Fast On-device LLM Inference with NPUs

Published 8 Jul 2024 in cs.AI | (2407.05858v2)

Abstract: On-device inference for LLMs, driven by increasing privacy concerns and advancements of mobile-sized models, has gained significant interest. However, even mobile-sized LLMs (e.g., Gemma-2B) encounter unacceptably high inference latency, often bottlenecked by the prefill stage in tasks like screen UI understanding. We present LLM.npu, the first LLM inference system utilizing on-device Neural Processing Unit (NPU) offloading to reduce prefill latency.

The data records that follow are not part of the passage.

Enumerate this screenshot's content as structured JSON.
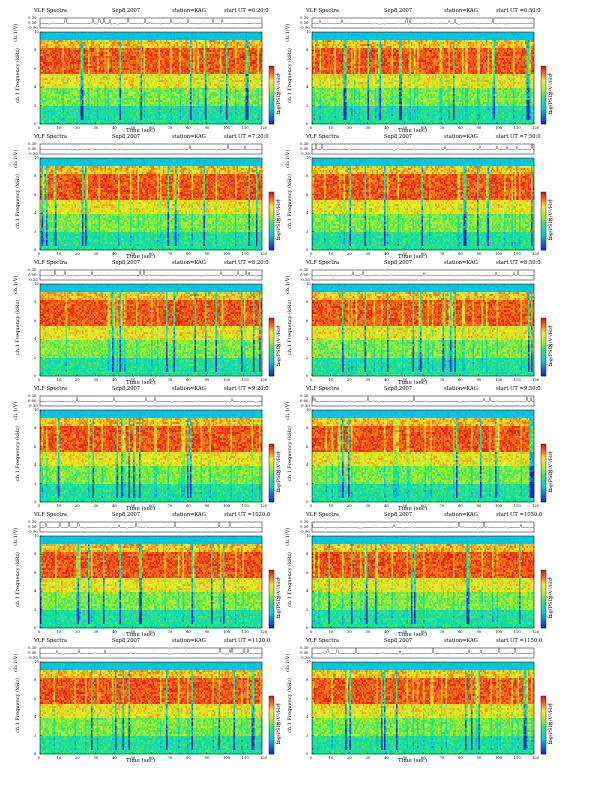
{
  "chart_data": {
    "type": "heatmap",
    "panel_header": {
      "left": "VLF Spectra",
      "date": "Sep8,2007",
      "station": "station=KAG",
      "start_prefix": "start UT ="
    },
    "ylabel_waveform": "ch.1(V)",
    "ylabel_spectrum": "ch.1 Frequency (kHz)",
    "colorbar_label": "log(PSD)(V²/Hz)",
    "xlabel": "Time (sec)",
    "xlim": [
      0,
      120
    ],
    "ylim": [
      0,
      10
    ],
    "waveform_ylim": [
      -0.3,
      0.3
    ],
    "x_ticks": [
      "0",
      "10",
      "20",
      "30",
      "40",
      "50",
      "60",
      "70",
      "80",
      "90",
      "100",
      "110",
      "120"
    ],
    "y_ticks": [
      "0",
      "2",
      "4",
      "6",
      "8",
      "10"
    ],
    "waveform_ticks": [
      "0.30",
      "0.00",
      "-0.30"
    ],
    "colorbar_ticks": [
      "-9",
      "-10",
      "-11"
    ],
    "panels": [
      {
        "start_ut": "6:20:0"
      },
      {
        "start_ut": "6:50:0"
      },
      {
        "start_ut": "7:20:0"
      },
      {
        "start_ut": "7:50:0"
      },
      {
        "start_ut": "8:20:0"
      },
      {
        "start_ut": "8:50:0"
      },
      {
        "start_ut": "9:20:0"
      },
      {
        "start_ut": "9:50:0"
      },
      {
        "start_ut": "1020:0"
      },
      {
        "start_ut": "1050:0"
      },
      {
        "start_ut": "1120:0"
      },
      {
        "start_ut": "1150:0"
      }
    ]
  }
}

LLM.npu enhances NPU offloading efficiency by re-constructing the prompt and model in three levels: (1) At prompt level, it divides variable-length prompts into multiple fixed-sized chunks while maintaining data dependencies; (2) At tensor level, it identifies and extracts significant outliers to run on the CPU/GPU in parallel with minimal overhead; (3) At block level, it schedules Transformer blocks in an out-of-order manner to the CPU/GPU and NPU based on their hardware affinity and sensitivity to accuracy. Compared to competitive baselines, LLM.npu achieves 22.4x faster prefill speed and 30.7$\times$ energy savings on average, and up to 32.8x speedup in an end-to-end real-world application. For the first time, LLM.npu achieves more than 1,000 tokens/sec prefilling for a billion-sized model.